Small changes, such as a slight increase in royalty levels, could be ordered by presidential decree and would be simple to put into effect. Far-reaching changes to the fiscal structure would be subject to a legal reform requiring congressional passage, which could take years. But it appears increasingly likely that Brazil will choose the latter route: at the end of September, a panel of several government ministers was preparing a report for President Luiz Inácio Lula da Silva recommending that the government seek to make profound changes to oil regulations.

That prospect worries private-sector investors. "It's not up to us to decide the model; but we want to boost our participation in Brazil, including in the pre-salt," Peter Voser, Shell's chief financial officer, told reporters at last month's conference in Rio de Janeiro. "We are hoping for a much closer relations with Petrobras."

The Brazilian Petroleum Institute, an industry group that represents foreign investors, has said private-sector oil companies are prepared to pay higher royalty levels on oil output, but that attempts to phase out the concession system or nationalise oil assets could deter upstream investment.

Lobão supports the creation of a fully state-owned entity to control future pre-salt discoveries, offering production-sharing contracts to companies that develop the fields. Lula has said Brazil should seek to "strengthen our beloved Petrobras and use Brazil's oil to eradicate poverty". He has also said that Brazil should never allow private investors to choose who runs Petrobras and that the country must boost spending on its navy, with the acquisition of a nuclear-powered submarine to protect its reserves.

An alternative to creating a second national oil company, according to government sources familiar with the panel discussions, would involve increasing the state's shareholding of Petrobras by adding large oil prospects that are, at present, under state control to Petrobras' books. Unlicensed areas include potentially valuable acreage contiguous to Tupi. It remains unknown how much of Petrobras the government wants under state ownership – beyond its existing 38% holding – although officials, including Lula, have said they would not seek to buy out private shareholders or delist the company from stock exchanges.

Any industry or government plan will have to address how Petrobras may raise the billions in capital it needs to carry out pre-salt oilfield development and foreign investors are eager to play a role.

There are, however, alternatives. For example, according to labour minister Carlos Lupi, Petrobras should raise funds by selling more shares to Brazilian workers, who should be allowed to tap their social security funds for the purpose. The last Petrobras share sale, in 2000, allowed foreigners to invest in the company's American Depositary Receipts, traded in New York. The sale was worth $4.1bn, but Petrobras' shares have risen more than sixfold since then.

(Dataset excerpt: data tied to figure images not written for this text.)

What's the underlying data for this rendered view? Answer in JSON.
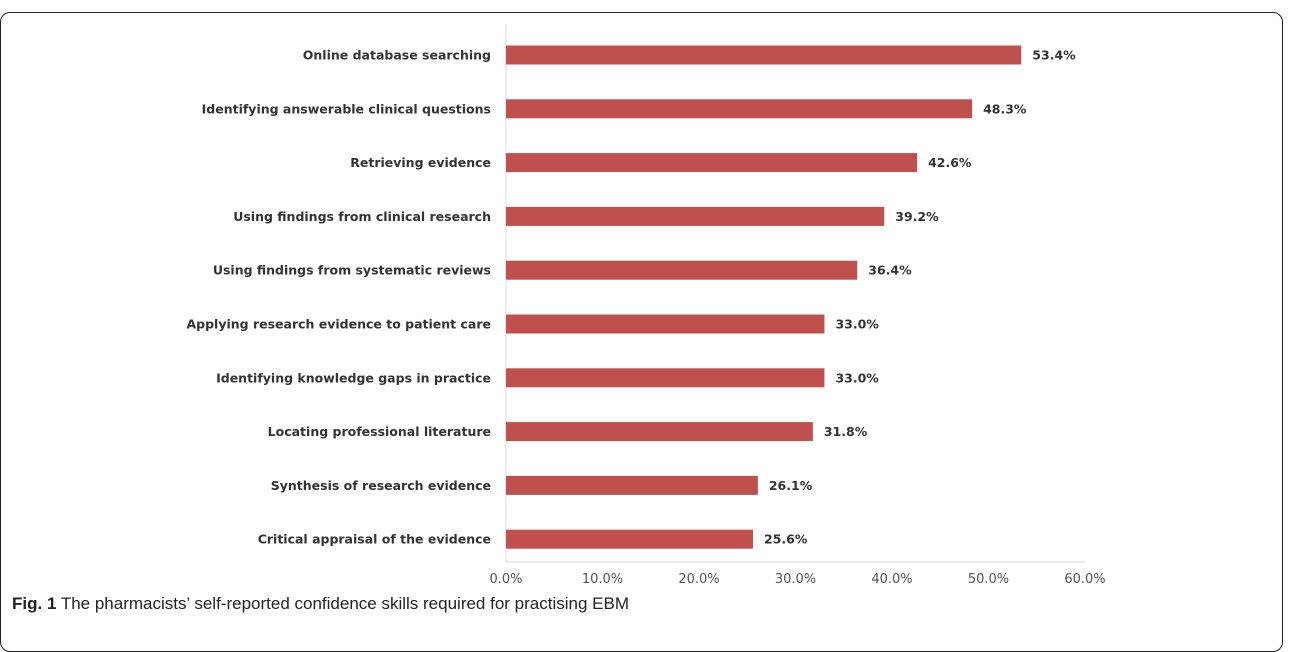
{
  "caption": {
    "fig_label": "Fig. 1",
    "text": "The pharmacists’ self-reported confidence skills required for practising EBM"
  },
  "chart_data": {
    "type": "bar",
    "orientation": "horizontal",
    "categories": [
      "Online database searching",
      "Identifying answerable clinical questions",
      "Retrieving evidence",
      "Using findings from clinical research",
      "Using findings from systematic reviews",
      "Applying research evidence to patient care",
      "Identifying knowledge gaps in practice",
      "Locating professional literature",
      "Synthesis of research evidence",
      "Critical appraisal of the evidence"
    ],
    "values": [
      53.4,
      48.3,
      42.6,
      39.2,
      36.4,
      33.0,
      33.0,
      31.8,
      26.1,
      25.6
    ],
    "value_labels": [
      "53.4%",
      "48.3%",
      "42.6%",
      "39.2%",
      "36.4%",
      "33.0%",
      "33.0%",
      "31.8%",
      "26.1%",
      "25.6%"
    ],
    "xticks": [
      0,
      10,
      20,
      30,
      40,
      50,
      60
    ],
    "xtick_labels": [
      "0.0%",
      "10.0%",
      "20.0%",
      "30.0%",
      "40.0%",
      "50.0%",
      "60.0%"
    ],
    "xlim": [
      0,
      60
    ],
    "grid": false,
    "bar_color": "#c0504d",
    "title": "",
    "xlabel": "",
    "ylabel": ""
  }
}
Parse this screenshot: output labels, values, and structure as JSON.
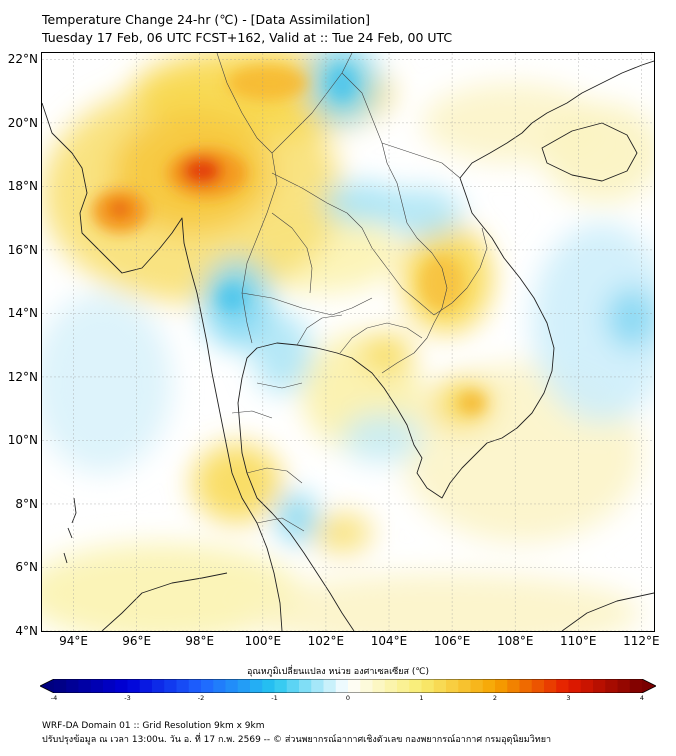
{
  "header": {
    "title_line1": "Temperature Change 24-hr (℃) - [Data Assimilation]",
    "title_line2": "Tuesday 17 Feb, 06 UTC FCST+162, Valid at :: Tue 24 Feb, 00 UTC"
  },
  "map": {
    "lat_labels": [
      "22°N",
      "20°N",
      "18°N",
      "16°N",
      "14°N",
      "12°N",
      "10°N",
      "8°N",
      "6°N",
      "4°N"
    ],
    "lon_labels": [
      "94°E",
      "96°E",
      "98°E",
      "100°E",
      "102°E",
      "104°E",
      "106°E",
      "108°E",
      "110°E",
      "112°E"
    ],
    "extent": {
      "lon_min": 93.0,
      "lon_max": 112.4,
      "lat_min": 4.0,
      "lat_max": 22.2
    },
    "grid": true
  },
  "colorbar": {
    "title": "อุณหภูมิเปลี่ยนแปลง หน่วย องศาเซลเซียส (℃)",
    "min": -4,
    "max": 4,
    "ticks": [
      "-4",
      "-3",
      "-2",
      "-1",
      "0",
      "1",
      "2",
      "3",
      "4"
    ],
    "colors": [
      "#000080",
      "#0000d8",
      "#1e64ff",
      "#26c6f0",
      "#ffffff",
      "#f8ec70",
      "#f7a400",
      "#e41a00",
      "#7a0000"
    ]
  },
  "footer": {
    "line1": "WRF-DA Domain 01 :: Grid Resolution 9km x 9km",
    "line2": "ปรับปรุงข้อมูล ณ เวลา 13:00น. วัน อ. ที่ 17 ก.พ. 2569 -- © ส่วนพยากรณ์อากาศเชิงตัวเลข กองพยากรณ์อากาศ กรมอุตุนิยมวิทยา"
  }
}
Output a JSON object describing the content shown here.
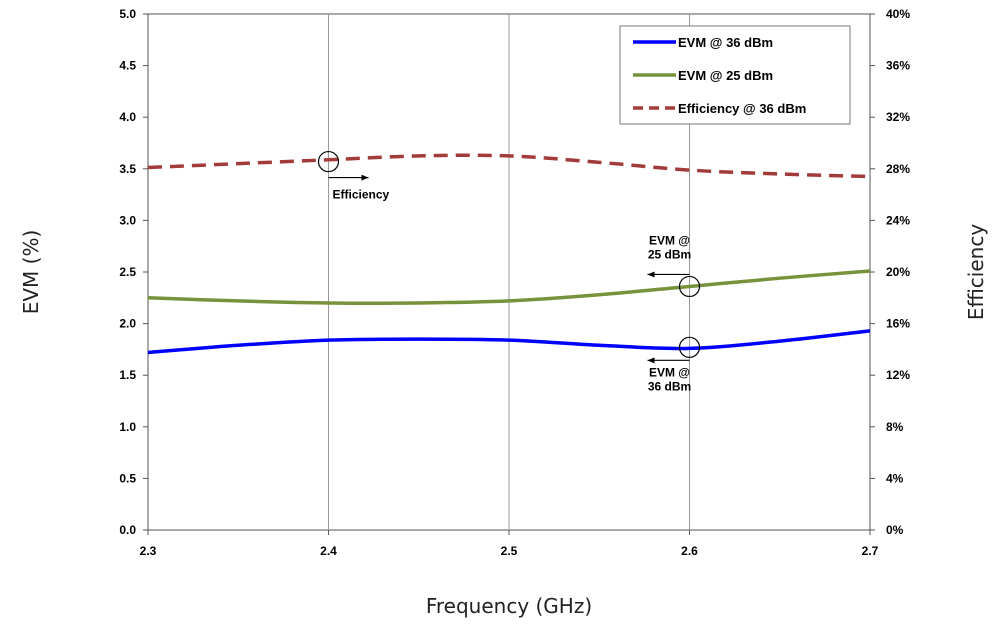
{
  "chart_data": {
    "type": "line",
    "xlabel": "Frequency (GHz)",
    "ylabel": "EVM (%)",
    "y2label": "Efficiency",
    "xlim": [
      2.3,
      2.7
    ],
    "ylim": [
      0,
      5.0
    ],
    "y2lim": [
      0,
      40
    ],
    "x_ticks": [
      "2.3",
      "2.4",
      "2.5",
      "2.6",
      "2.7"
    ],
    "y_ticks": [
      "0.0",
      "0.5",
      "1.0",
      "1.5",
      "2.0",
      "2.5",
      "3.0",
      "3.5",
      "4.0",
      "4.5",
      "5.0"
    ],
    "y2_ticks": [
      "0%",
      "4%",
      "8%",
      "12%",
      "16%",
      "20%",
      "24%",
      "28%",
      "32%",
      "36%",
      "40%"
    ],
    "grid": "vertical",
    "legend_position": "top-right",
    "series": [
      {
        "name": "EVM @ 36 dBm",
        "axis": "left",
        "color": "#0000ff",
        "style": "solid",
        "x": [
          2.3,
          2.35,
          2.4,
          2.45,
          2.5,
          2.55,
          2.6,
          2.65,
          2.7
        ],
        "y": [
          1.72,
          1.79,
          1.84,
          1.85,
          1.84,
          1.79,
          1.76,
          1.83,
          1.93
        ]
      },
      {
        "name": "EVM @ 25 dBm",
        "axis": "left",
        "color": "#76933c",
        "style": "solid",
        "x": [
          2.3,
          2.35,
          2.4,
          2.45,
          2.5,
          2.55,
          2.6,
          2.65,
          2.7
        ],
        "y": [
          2.25,
          2.22,
          2.2,
          2.2,
          2.22,
          2.28,
          2.36,
          2.44,
          2.51
        ]
      },
      {
        "name": "Efficiency @ 36 dBm",
        "axis": "right",
        "color": "#a33b3b",
        "style": "dashed",
        "x": [
          2.3,
          2.35,
          2.4,
          2.45,
          2.5,
          2.55,
          2.6,
          2.65,
          2.7
        ],
        "y": [
          28.1,
          28.4,
          28.7,
          29.0,
          29.0,
          28.5,
          27.9,
          27.6,
          27.4
        ]
      }
    ],
    "annotations": [
      {
        "text": [
          "Efficiency"
        ],
        "x": 2.4,
        "y": 3.57,
        "arrow": "right"
      },
      {
        "text": [
          "EVM @",
          "25 dBm"
        ],
        "x": 2.6,
        "y": 2.36,
        "arrow": "left"
      },
      {
        "text": [
          "EVM @",
          "36 dBm"
        ],
        "x": 2.6,
        "y": 1.77,
        "arrow": "left"
      }
    ]
  }
}
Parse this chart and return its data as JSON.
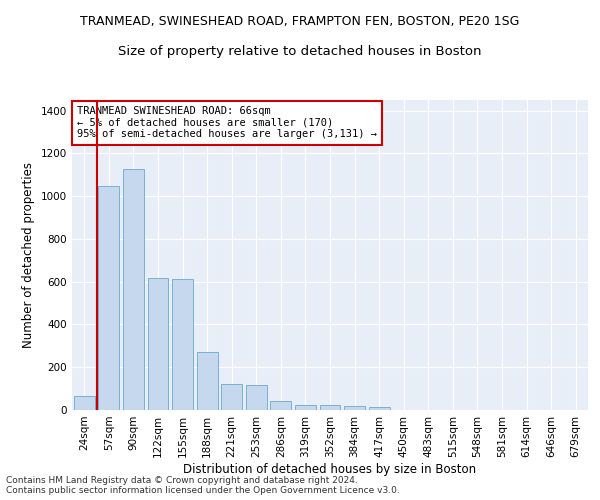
{
  "title": "TRANMEAD, SWINESHEAD ROAD, FRAMPTON FEN, BOSTON, PE20 1SG",
  "subtitle": "Size of property relative to detached houses in Boston",
  "xlabel": "Distribution of detached houses by size in Boston",
  "ylabel": "Number of detached properties",
  "categories": [
    "24sqm",
    "57sqm",
    "90sqm",
    "122sqm",
    "155sqm",
    "188sqm",
    "221sqm",
    "253sqm",
    "286sqm",
    "319sqm",
    "352sqm",
    "384sqm",
    "417sqm",
    "450sqm",
    "483sqm",
    "515sqm",
    "548sqm",
    "581sqm",
    "614sqm",
    "646sqm",
    "679sqm"
  ],
  "values": [
    65,
    1048,
    1125,
    618,
    615,
    270,
    120,
    115,
    40,
    25,
    25,
    20,
    15,
    0,
    0,
    0,
    0,
    0,
    0,
    0,
    0
  ],
  "bar_color": "#c5d8ee",
  "bar_edge_color": "#7aafd4",
  "vline_color": "#cc0000",
  "vline_x": 0.5,
  "ylim": [
    0,
    1450
  ],
  "yticks": [
    0,
    200,
    400,
    600,
    800,
    1000,
    1200,
    1400
  ],
  "annotation_text": "TRANMEAD SWINESHEAD ROAD: 66sqm\n← 5% of detached houses are smaller (170)\n95% of semi-detached houses are larger (3,131) →",
  "annotation_box_color": "#ffffff",
  "annotation_box_edge_color": "#cc0000",
  "footer_text": "Contains HM Land Registry data © Crown copyright and database right 2024.\nContains public sector information licensed under the Open Government Licence v3.0.",
  "background_color": "#e8eef8",
  "title_fontsize": 9,
  "subtitle_fontsize": 9.5,
  "axis_label_fontsize": 8.5,
  "tick_fontsize": 7.5,
  "annotation_fontsize": 7.5,
  "footer_fontsize": 6.5
}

Petrobras sees 1.3m b/d of new pre-salt oil by 2017

PETROBRAS and its partners say they can produce around 1.26m barrels a day (b/d) of light oil from Brazil's pre-salt reservoirs by 2017. At present, oil production – mostly composed of heavy oil from post-salt fields – amounts to 1.9m b/d.

The plans call for Petrobras to install 11 pre-salt production systems by 2017, according to Jose Formigli, head of pre-salt development for Petrobras: eight would utilise floating production, storage and offloading facilities, each capable of producing around 120,000 b/d; and three pilot production systems may pump 100,000 b/d each. Although Petrobras is not sure which fields will be tapped first, Formigli told last month's Rio Oil & Gas conference, that the company is reasonably confident it can meet its production targets.

Commercial pre-salt production in Brazil will start at the Tupi field, a find shared by Petrobras (65%), BG Group (25%) and Galp Energia (10%); a 100,000 b/d pilot production system is scheduled to come on stream in December 2010.

Petrobras plans to provide more details on its pre-salt developments within two months, including production estimates and investment estimates through 2020, Formigli said. He added that Petrobras may eventually produce 120m cubic metres a day of gas from its pre-salt prospects.